After Appellant was removed from the crime scene, Officer Lindeman and an unidentified cameraman staged a lengthy and dramatic videotaped reenactment of the investigation leading up to Appellant’s arrest and alleged confession.   The cameraman filmed Lindeman as he retraced his route from the duplex apartment to the Horton residence, to the open garage door, then through the open window and into the bedroom.   As he led the cameraman through the reenactment, Lindeman narrated where he was, what he was doing, and why.   He also described Officer Green’s locations and activities.   After entering the bedroom during the reenactment, Lindeman used his flashlight to demonstrate how he drew his gun on Appellant.   He narrated how the jewelry, the knife, and the razor blades had either fallen or been removed from Appellant’s pockets, and repeated verbatim Appellant’s confession to murdering Mrs. Horton.   The camera was then panned around the bedroom to the jewelry, the knife, and the razor blades, then to some blood on the carpet which Lindeman described as Appellant’s blood.   Finally, the camera was focused on the bed where Mrs. Horton’s body still lay, her throat slashed and the knife still buried in her right temple.   The camera continued to focus on Mrs. Horton’s wounds for approximately forty seconds until the video was concluded.
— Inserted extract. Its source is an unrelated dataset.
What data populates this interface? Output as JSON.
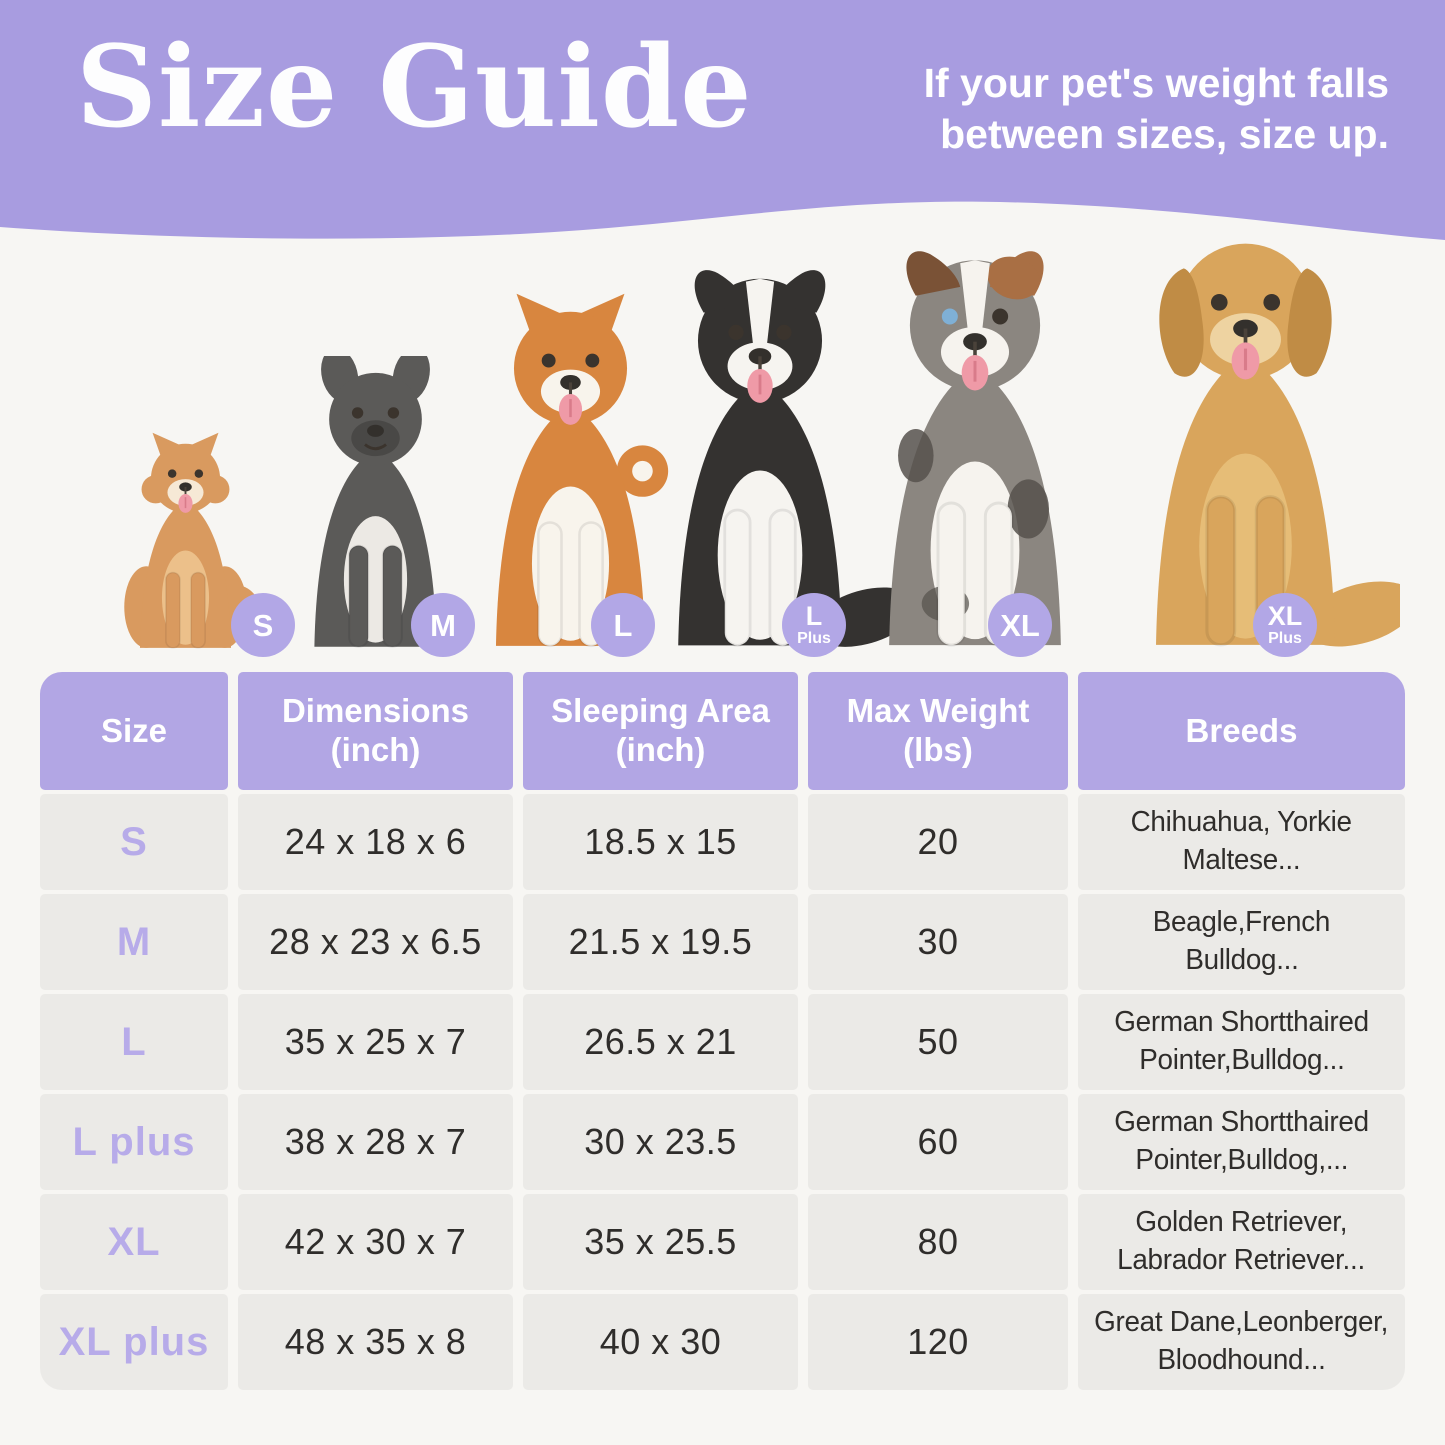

Appellant was treated in the emergency room at King’s Daughters’ Medical Center for some minor lacerations of his right arm.   No stitches were required.   Appellant was examined by Jason Dobson, an emergency medical technician (EMT), who opined at trial that there was too much blood on Appellant’s arms and clothing to have been caused by such minor injuries.   Dobson also testified that he asked Appellant how he got the blood on him and that Appellant responded:  “You stupid s.o.b., if you had just killed some lady, you would be covered with blood, too.”   The blood on Appellant’s arm was washed off at the hospital.   Subsequent blood typing and DNA testing revealed that none of the blood found on Appellant’s clothing was traceable to Mrs. Horton and none of the blood found on Horton’s bed was traceable to Appellant.